One design drawback of the earlier curved hood design, which applies to the HCGS steam dryer, is that the inner hoods are 0.125-inch thick, whereas the inner hoods on the previous square and slanted hood designs were 0.5-inch thick. This has led to two types of curved hood failures described below.

Per Reference 2, weld joint cracking was found in the weld between the 0.125-inch middle hood and its 0.250-inch end plate at five plants. Cracks at four plants occurred early in plant life, within the first three or four cycles of operation. The weld joints were subsequently reinforced, either by adding reinforcing strips or by adding an additional weld on the inside of the joint inside the hood. The fifth occurrence occurred after about 16 years of operation, the last 9 years at 5% stretch power. This dryer had been reinforced in that weld joint with additional, inside welding except at the upper part of the weld. The cracking occurred in the upper part of the hood where the joint was not reinforced. As stated earlier, this area was reinforced at HCGS on the middle and inner hoods prior to the start of commercial operation by adding the external strips along the entire length of the weld. No failures have occurred at HCGS, and this detail received careful modeling during the HCGS finite element model (FEM) preparation described later.

Per Reference 4, weld joint cracking has also been reported on the curved hood steam outlet end plates. These plates serve as a steam dam that bridges the gap between the vane bank outlet end plate and the next hood. They ensure that the steam exiting the vane banks flows upward into the steam dome rather than laterally. On one side, they overlap the vane bank end plates and are attached to it by a fillet weld. At the other side, they are fillet welded to the outside of the adjacent hood. Since these plates are on the steam outlet, weld cracking would not result in steam bypassing the vane bank.

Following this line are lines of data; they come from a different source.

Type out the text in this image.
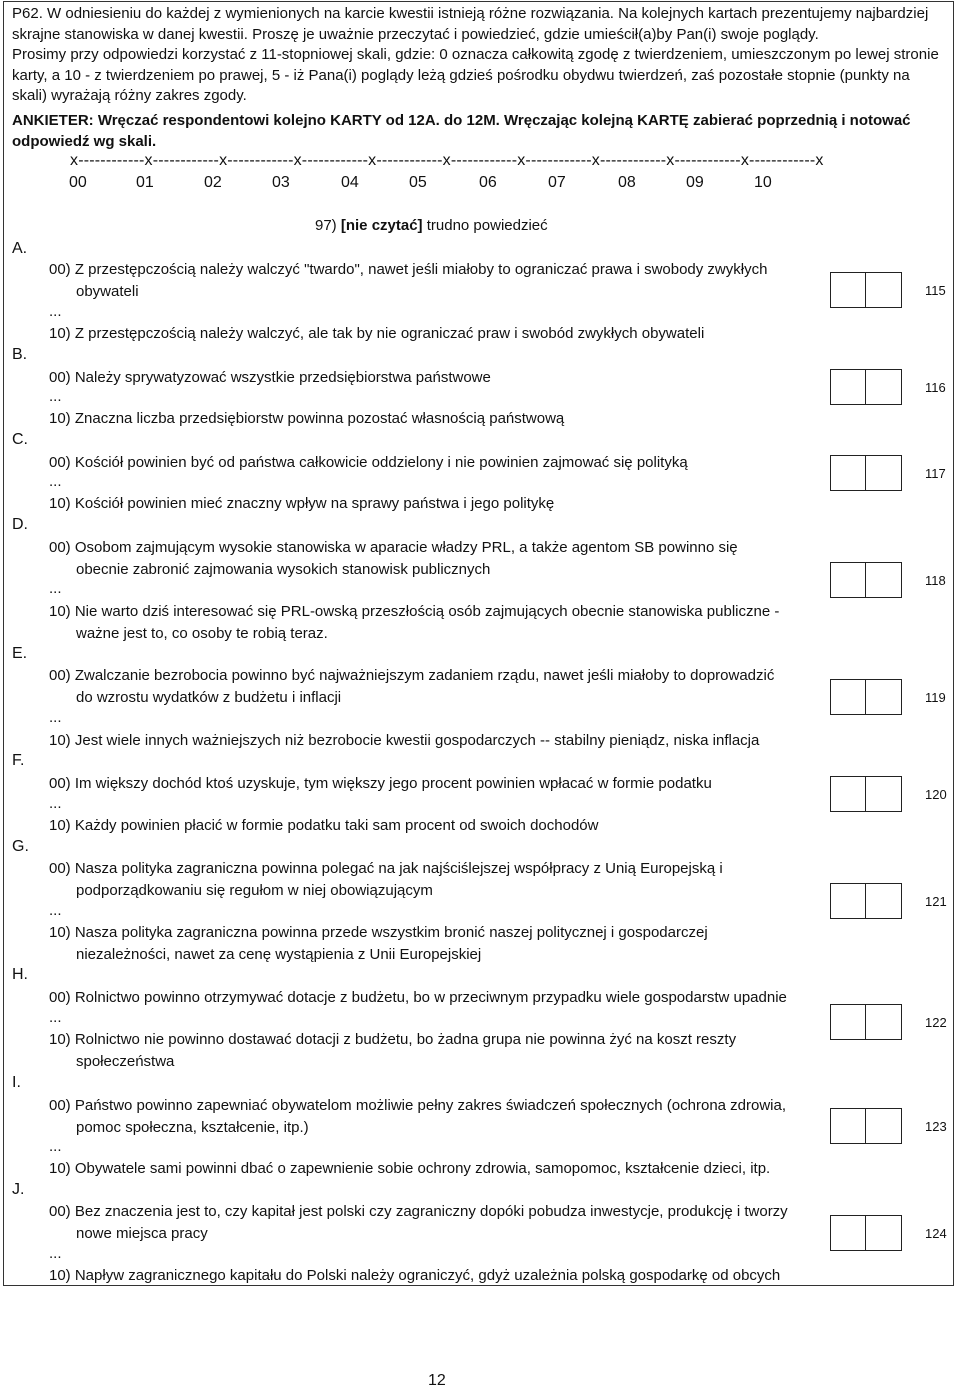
P62. W odniesieniu do każdej z wymienionych na karcie kwestii istnieją różne rozwiązania. Na kolejnych kartach prezentujemy najbardziej skrajne stanowiska w danej kwestii. Proszę je uważnie przeczytać i powiedzieć, gdzie umieścił(a)by Pan(i) swoje poglądy.

Prosimy przy odpowiedzi korzystać z 11-stopniowej skali, gdzie: 0 oznacza całkowitą zgodę z twierdzeniem, umieszczonym po lewej stronie karty, a 10 - z twierdzeniem po prawej, 5 - iż Pana(i) poglądy leżą gdzieś pośrodku obydwu twierdzeń, zaś pozostałe stopnie (punkty na skali) wyrażają różny zakres zgody.

ANKIETER: Wręczać respondentowi kolejno KARTY od 12A. do 12M. Wręczając kolejną KARTĘ zabierać poprzednią i notować odpowiedź wg skali.
x------------x------------x------------x------------x------------x------------x------------x------------x------------x------------x
00	01	02	03	04	05	06	07	08	09	10
97) [nie czytać] trudno powiedzieć
A.
00) Z przestępczością należy walczyć "twardo", nawet jeśli miałoby to ograniczać prawa i swobody zwykłych
obywateli
...
10) Z przestępczością należy walczyć, ale tak by nie ograniczać praw i swobód zwykłych obywateli
115
B.
00) Należy sprywatyzować wszystkie przedsiębiorstwa państwowe
...
10) Znaczna liczba przedsiębiorstw powinna pozostać własnością państwową
116
C.
00) Kościół powinien być od państwa całkowicie oddzielony i nie powinien zajmować się polityką
...
10) Kościół powinien mieć znaczny wpływ na sprawy państwa i jego politykę
117
D.
00) Osobom zajmującym wysokie stanowiska w aparacie władzy PRL, a także agentom SB powinno się
obecnie zabronić zajmowania wysokich stanowisk publicznych
...
10) Nie warto dziś interesować się PRL-owską przeszłością osób zajmujących obecnie stanowiska publiczne -
ważne jest to, co osoby te robią teraz.
118
E.
00) Zwalczanie bezrobocia powinno być najważniejszym zadaniem rządu, nawet jeśli miałoby to doprowadzić
do wzrostu wydatków z budżetu i inflacji
...
10) Jest wiele innych ważniejszych niż bezrobocie kwestii gospodarczych -- stabilny pieniądz, niska inflacja
119
F.
00) Im większy dochód ktoś uzyskuje, tym większy jego procent powinien wpłacać w formie podatku
...
10) Każdy powinien płacić w formie podatku taki sam procent od swoich dochodów
120
G.
00) Nasza polityka zagraniczna powinna polegać na jak najściślejszej współpracy z Unią Europejską i
podporządkowaniu się regułom w niej obowiązującym
...
10) Nasza polityka zagraniczna powinna przede wszystkim bronić naszej politycznej i gospodarczej
niezależności, nawet za cenę wystąpienia z Unii Europejskiej
121
H.
00) Rolnictwo powinno otrzymywać dotacje z budżetu, bo w przeciwnym przypadku wiele gospodarstw upadnie
...
10) Rolnictwo nie powinno dostawać dotacji z budżetu, bo żadna grupa nie powinna żyć na koszt reszty
społeczeństwa
122
I.
00) Państwo powinno zapewniać obywatelom możliwie pełny zakres świadczeń społecznych (ochrona zdrowia,
pomoc społeczna, kształcenie, itp.)
...
10) Obywatele sami powinni dbać o zapewnienie sobie ochrony zdrowia, samopomoc, kształcenie dzieci, itp.
123
J.
00) Bez znaczenia jest to, czy kapitał jest polski czy zagraniczny dopóki pobudza inwestycje, produkcję i tworzy
nowe miejsca pracy
...
10) Napływ zagranicznego kapitału do Polski należy ograniczyć, gdyż uzależnia polską gospodarkę od obcych
124
12
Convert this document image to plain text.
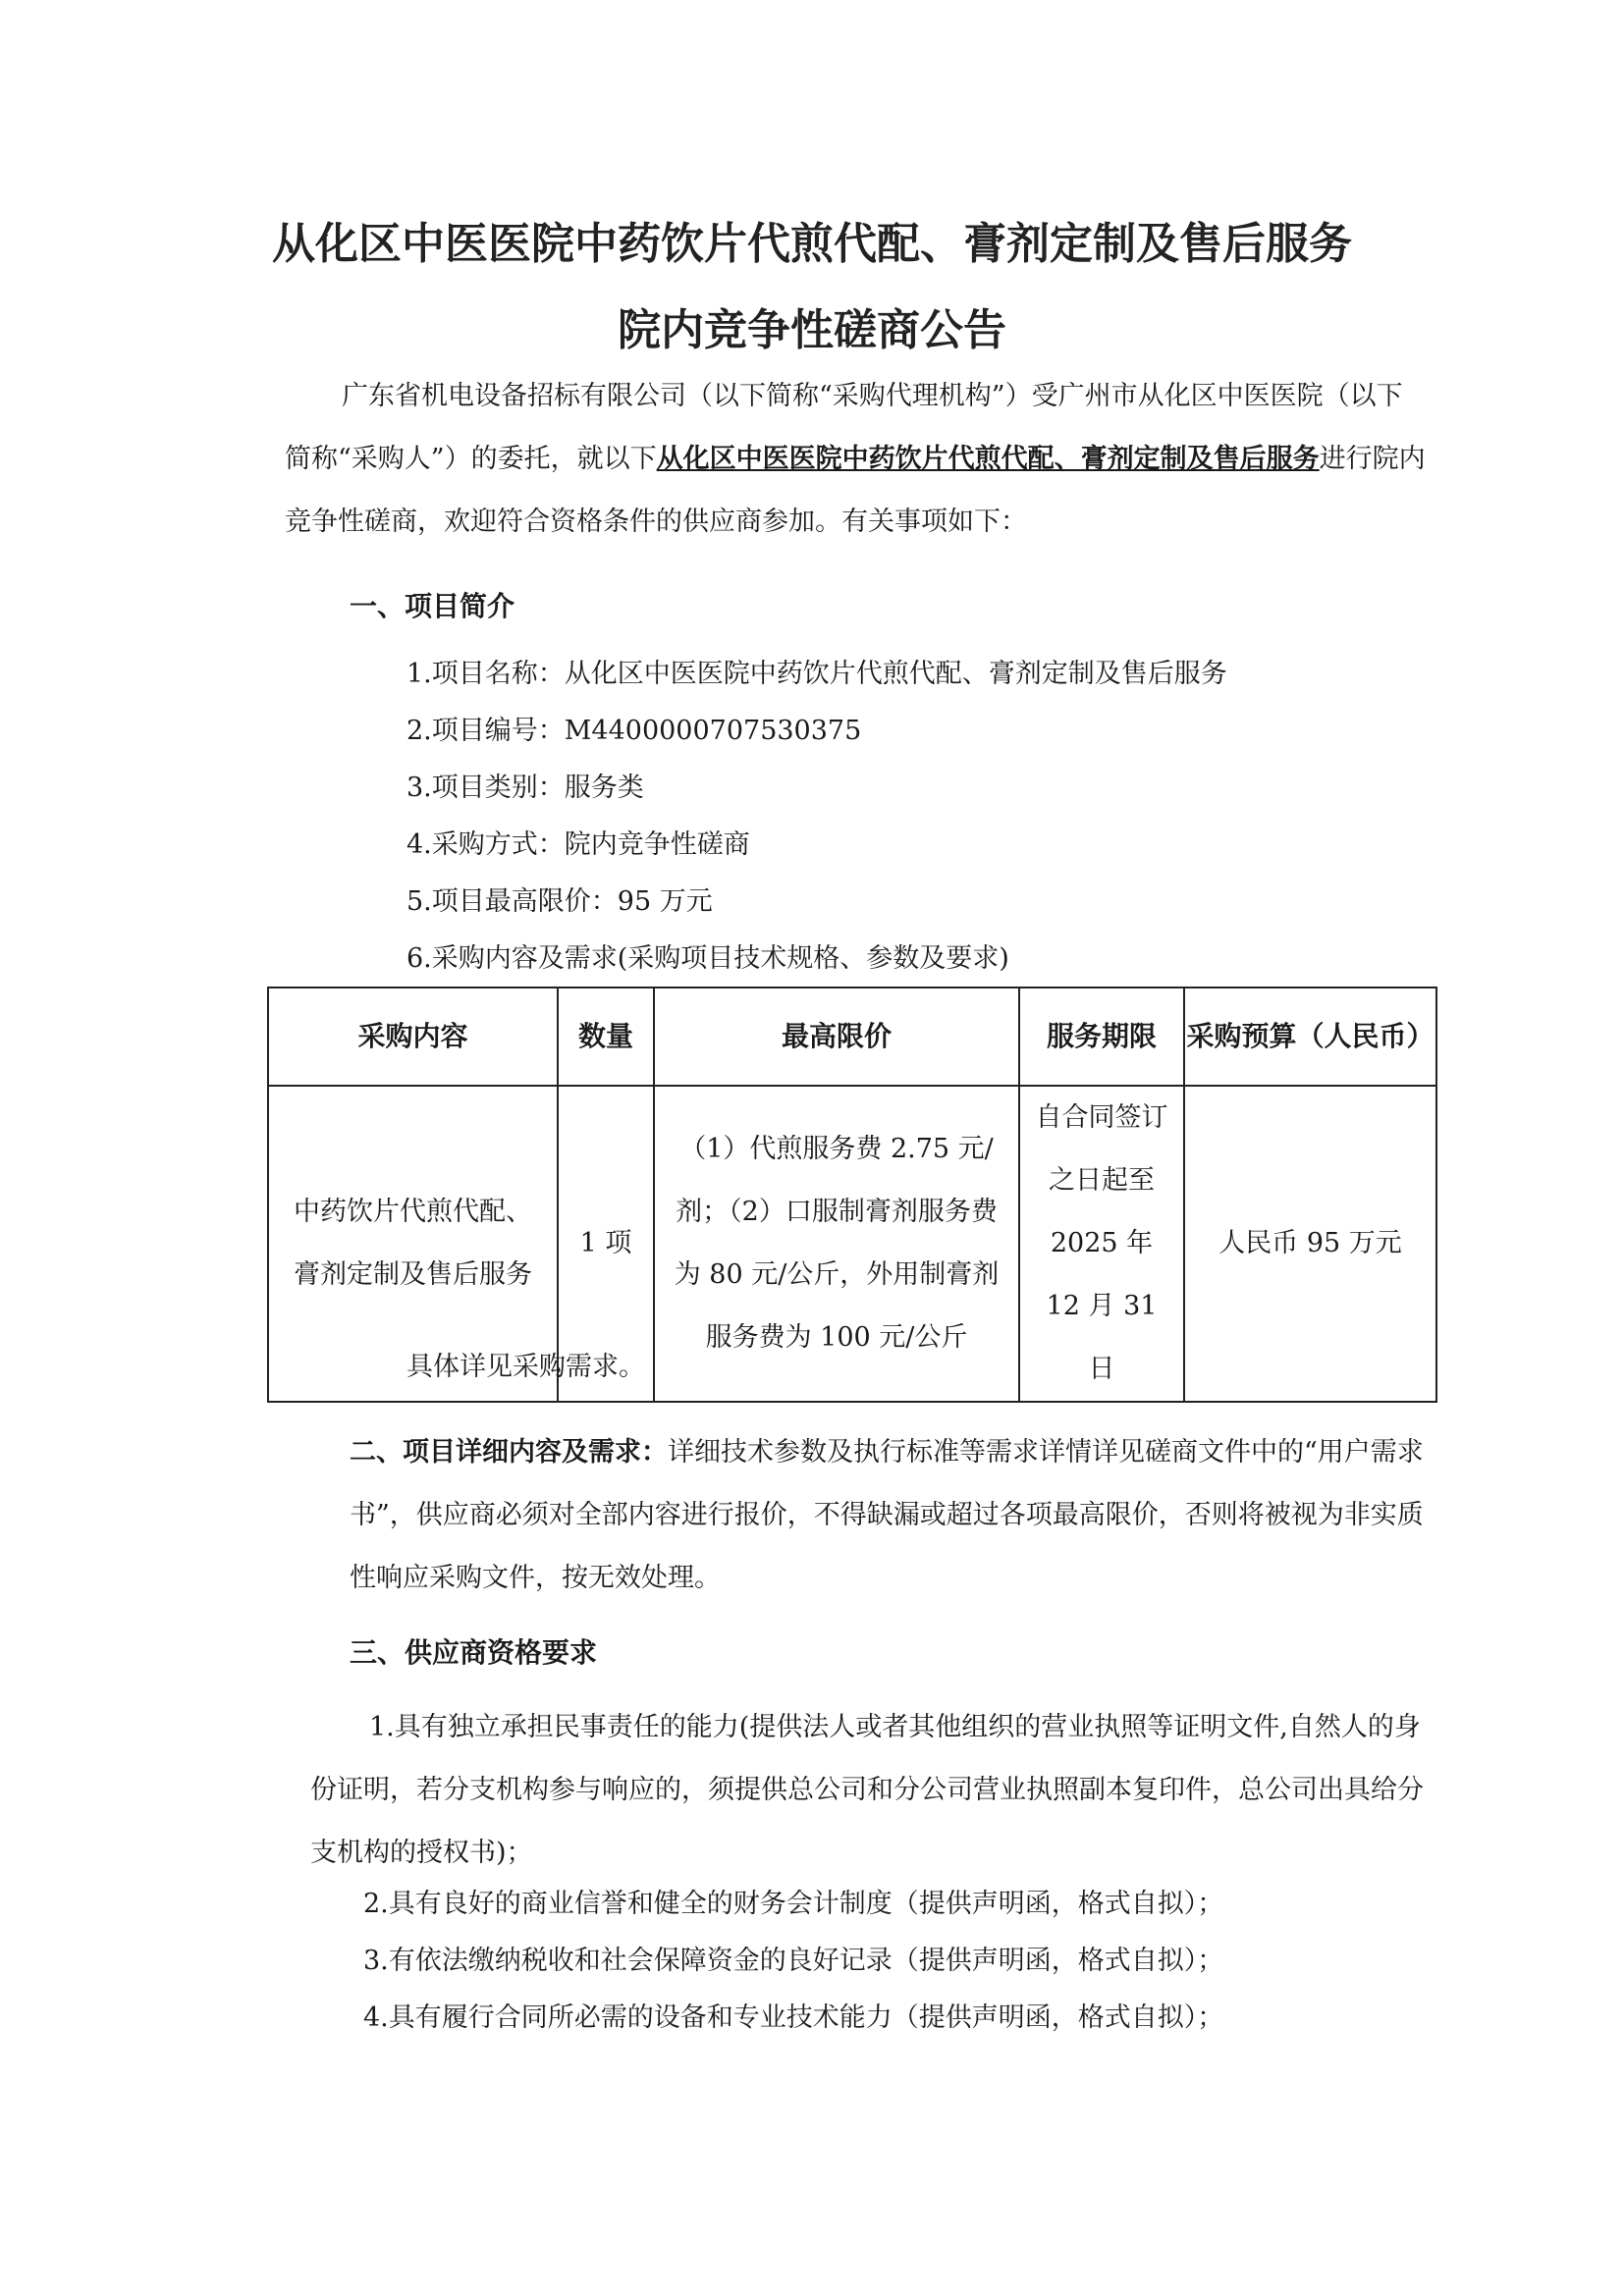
从化区中医医院中药饮片代煎代配、膏剂定制及售后服务
院内竞争性磋商公告
广东省机电设备招标有限公司（以下简称“采购代理机构”）受广州市从化区中医医院（以下简称“采购人”）的委托，就以下从化区中医医院中药饮片代煎代配、膏剂定制及售后服务进行院内竞争性磋商，欢迎符合资格条件的供应商参加。有关事项如下：
一、项目简介
1.项目名称：从化区中医医院中药饮片代煎代配、膏剂定制及售后服务
2.项目编号：M4400000707530375
3.项目类别：服务类
4.采购方式：院内竞争性磋商
5.项目最高限价：95 万元
6.采购内容及需求(采购项目技术规格、参数及要求)
采购内容	数量	最高限价	服务期限	采购预算（人民币）
中药饮片代煎代配、膏剂定制及售后服务	1 项	（1）代煎服务费 2.75 元/剂；（2）口服制膏剂服务费为 80 元/公斤，外用制膏剂服务费为 100 元/公斤	自合同签订之日起至 2025 年 12 月 31 日	人民币 95 万元
具体详见采购需求。
二、项目详细内容及需求：详细技术参数及执行标准等需求详情详见磋商文件中的“用户需求书”，供应商必须对全部内容进行报价，不得缺漏或超过各项最高限价，否则将被视为非实质性响应采购文件，按无效处理。
三、供应商资格要求
1.具有独立承担民事责任的能力(提供法人或者其他组织的营业执照等证明文件,自然人的身份证明，若分支机构参与响应的，须提供总公司和分公司营业执照副本复印件，总公司出具给分支机构的授权书)；
2.具有良好的商业信誉和健全的财务会计制度（提供声明函，格式自拟）；
3.有依法缴纳税收和社会保障资金的良好记录（提供声明函，格式自拟）；
4.具有履行合同所必需的设备和专业技术能力（提供声明函，格式自拟）；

No failures have occurred at HCGS.

Page 7 of 17 LR-N06-0286 LCR H05-01, Rev. 1 HCGS Main Steam Line and Safety Relief Valve Description HCGS has four 26-inch nominal diameter steam lines in containment. The lines increase to a nominal 28-inch diameter in the Main Steam tunnel outside of the containment.

HCGS has a total of fourteen (14) relief valves on the MSLs. Two MS lines have 4 valves each; two MS lines have 3 valves each. As opposed to earlier plants, the HCGS design has only one type of relief valve. This is the Target Rock 7567F design, which combines the function of a safety relief valve (SRV) to prevent overpressurization and a power operated relief valve to provide controlled depressurization and cooldown.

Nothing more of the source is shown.